Proof. I show that if $K$ properly contains $S_{n_1}\times S_{n_2}$ then $K$ contains all transpositions and so $K=S_n$.
Assume WLOG that $n_1<n_2$ and the orbits are $\Omega_1,\Omega_2$. If $g\in K\setminus S_{n_1}\times S_{n_2}$, then $g$ maps some point from $\Omega_2$ into $\Omega_1$ but not all of $\Omega_2$. Choose $i,j\in\Omega_2$ such that $g$ maps $i$ into $\Omega_1$ while mapping $j$ into $\Omega_2$. Conjugating the transposition $(ij)$ by $g$ yields another transposition $h\in K$ that acts across orbits (see Figure 1). In turn, conjugating $h$ by a suitable element of $S_{n_1}\times S_{n_2}$ yields all the transpositions across both orbits. Since $S_{n_1}\times S_{n_2}$ (and thus $K$) also contains transpositions within orbits, it follows that $K$ contains all transpositions and so $K=S_n$. $\qed$
Figure 1. How to obtain $h$ |
As an example, the intransitive maximal subgroups of $S_6$ are $S_2\times S_4$ and $S_5$.

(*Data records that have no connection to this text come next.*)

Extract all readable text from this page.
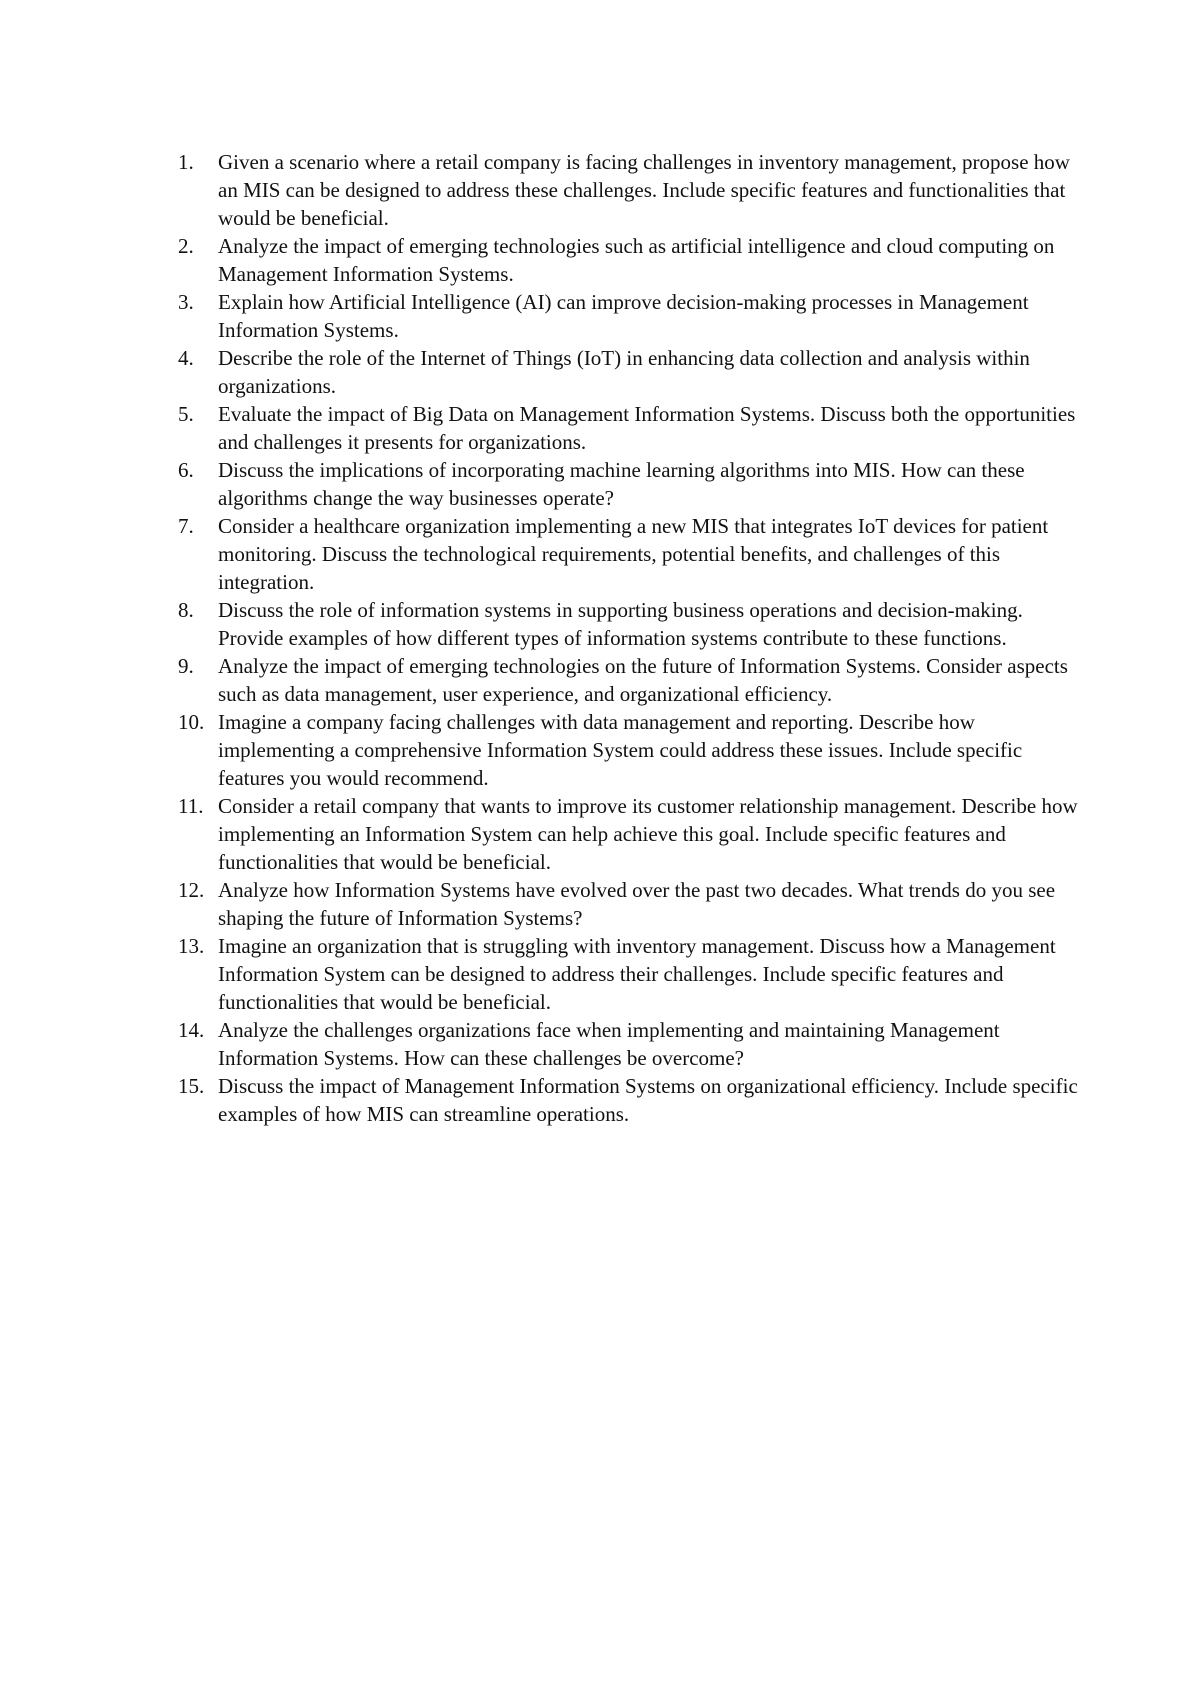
1.	Given a scenario where a retail company is facing challenges in inventory management, propose how an MIS can be designed to address these challenges. Include specific features and functionalities that would be beneficial.
2.	Analyze the impact of emerging technologies such as artificial intelligence and cloud computing on Management Information Systems.
3.	Explain how Artificial Intelligence (AI) can improve decision-making processes in Management Information Systems.
4.	Describe the role of the Internet of Things (IoT) in enhancing data collection and analysis within organizations.
5.	Evaluate the impact of Big Data on Management Information Systems. Discuss both the opportunities and challenges it presents for organizations.
6.	Discuss the implications of incorporating machine learning algorithms into MIS. How can these algorithms change the way businesses operate?
7.	Consider a healthcare organization implementing a new MIS that integrates IoT devices for patient monitoring. Discuss the technological requirements, potential benefits, and challenges of this integration.
8.	Discuss the role of information systems in supporting business operations and decision-making. Provide examples of how different types of information systems contribute to these functions.
9.	Analyze the impact of emerging technologies on the future of Information Systems. Consider aspects such as data management, user experience, and organizational efficiency.
10. Imagine a company facing challenges with data management and reporting. Describe how implementing a comprehensive Information System could address these issues. Include specific features you would recommend.
11. Consider a retail company that wants to improve its customer relationship management. Describe how implementing an Information System can help achieve this goal. Include specific features and functionalities that would be beneficial.
12. Analyze how Information Systems have evolved over the past two decades. What trends do you see shaping the future of Information Systems?
13. Imagine an organization that is struggling with inventory management. Discuss how a Management Information System can be designed to address their challenges. Include specific features and functionalities that would be beneficial.
14. Analyze the challenges organizations face when implementing and maintaining Management Information Systems. How can these challenges be overcome?
15. Discuss the impact of Management Information Systems on organizational efficiency. Include specific examples of how MIS can streamline operations.
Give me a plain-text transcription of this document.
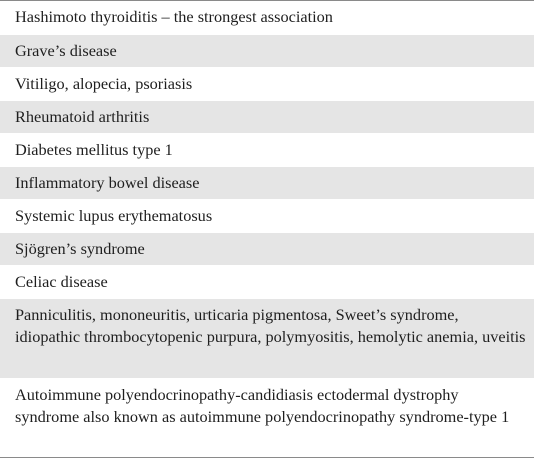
Hashimoto thyroiditis – the strongest association
Grave’s disease
Vitiligo, alopecia, psoriasis
Rheumatoid arthritis
Diabetes mellitus type 1
Inflammatory bowel disease
Systemic lupus erythematosus
Sjögren’s syndrome
Celiac disease
Panniculitis, mononeuritis, urticaria pigmentosa, Sweet’s syndrome, idiopathic thrombocytopenic purpura, polymyositis, hemolytic anemia, uveitis
Autoimmune polyendocrinopathy-candidiasis ectodermal dystrophy syndrome also known as autoimmune polyendocrinopathy syndrome-type 1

The next class of subgroups have the form $S_k\wr S_m$ where $n=km$. Given a partition of $\\{1,\ldots,n\\}$ into $m$ subsets of size $k$, the base group $S_k\times\cdots\times S_k$ permutes within subsets whereas the $S_m$ permutes the subsets themselves. Besides being transitive, this action can also be described as imprimitive: there is a nontrivial partition of $\\{1,\ldots,n\\}$ that is preserved by the action of $S_k\wr S_m$, namely the aforementioned partition into $m$ subsets. On the other hand, a primitive subgroup of $S_n$ preserves only trivial partitions: namely the partition into singletons and the partition consisting of just the set itself.
Propoition. If $n=km$ then $S_k\wr S_m$ is maximal in $S_n$.

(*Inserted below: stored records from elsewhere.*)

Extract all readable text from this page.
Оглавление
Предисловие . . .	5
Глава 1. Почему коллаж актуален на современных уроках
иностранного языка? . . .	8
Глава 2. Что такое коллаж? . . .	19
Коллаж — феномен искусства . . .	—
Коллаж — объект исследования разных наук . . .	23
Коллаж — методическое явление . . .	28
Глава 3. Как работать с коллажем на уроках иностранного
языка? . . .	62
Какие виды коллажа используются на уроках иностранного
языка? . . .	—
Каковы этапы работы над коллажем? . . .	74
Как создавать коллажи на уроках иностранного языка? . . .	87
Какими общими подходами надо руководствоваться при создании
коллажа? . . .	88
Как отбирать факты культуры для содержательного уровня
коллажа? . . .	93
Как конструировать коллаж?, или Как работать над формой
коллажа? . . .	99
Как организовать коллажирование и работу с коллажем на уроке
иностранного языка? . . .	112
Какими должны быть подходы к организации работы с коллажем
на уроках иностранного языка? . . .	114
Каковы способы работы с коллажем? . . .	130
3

Proof. Same argument as above. I show if $K$ properly contains $S_k\wr S_m$ then $K$ contains all transpositions and so $K=S_n$.
Choose some $g\in K\setminus S_k\wr S_m$. Since $g$ doesn't preserve the partition into $m$ size-$k$ subsets $\Omega_1,\ldots,\Omega_m$, there is some $\Omega_k$ and some $i,j\in\Omega_k$ such that $g$ maps $i$ to another subset while mapping $j$ within $\Omega_k$. Conjugating the transposition $(ij)$ by $g$ yields another transposition $h\in K$ across subsets, and conjugating $h$ by a suitable element of $S_k\wr S_m$ yields all the transpositions across subsets. Since $S_k\wr S_m$ (and hence $K$) also contains all transpositions within subsets, $K$ contains all transpositions and so $K=S_n$. $\qed$
For example, the transitive imprimitive subgroups of $S_6$ are $S_3\wr S_2$ and $S_2\wr S_3$. Note that they are not isomorphic!
I first consider the special case of 2 dimensions. If $n=k^2$, then arrange the elements of $\\{1,\ldots,n\\}$ into a $k\times k$ matrix $M$. A copy of $S_k$ acts by permuting columns, whereas another copy of $S_k$ acts by permuting rows. Combining these two actions yields the subgroup $S_k\times S_k$; note it is imprimitive because it preserves the partition into columns, as well as the partition into rows. However, we can form a primitive subgroup by adding the permutation that reflects about the main diagonal, i.e. it maps $M_{ij}\mapsto M_{ji}$. This primitive group is a wreath product $S_k\wr S_2$, but it is different in nature from the transitive imprimitive wreath product explained above, where $n=2k$.
The idea can be generalised to $m$ dimensions: if $n=k^m$, then arrange $\\{1,\ldots,n\\}$ into a $k\times\cdots\times k$ multidimensional array. Then the primitive wreath product $S_k\wr S_m$ acts on this array: the base group $S_k\times\cdots\times S_k$ permutes elements within each coordinate, while $S_m$ permutes the coordinates themselves. It turns out there is this result, which I haven't read the proof of yet.
Proposition. The primitive wreath product $S_k\wr S_m$ is maximal in $S_n$ if $k\ge 5$ and $4\nmid k^{m-1}$.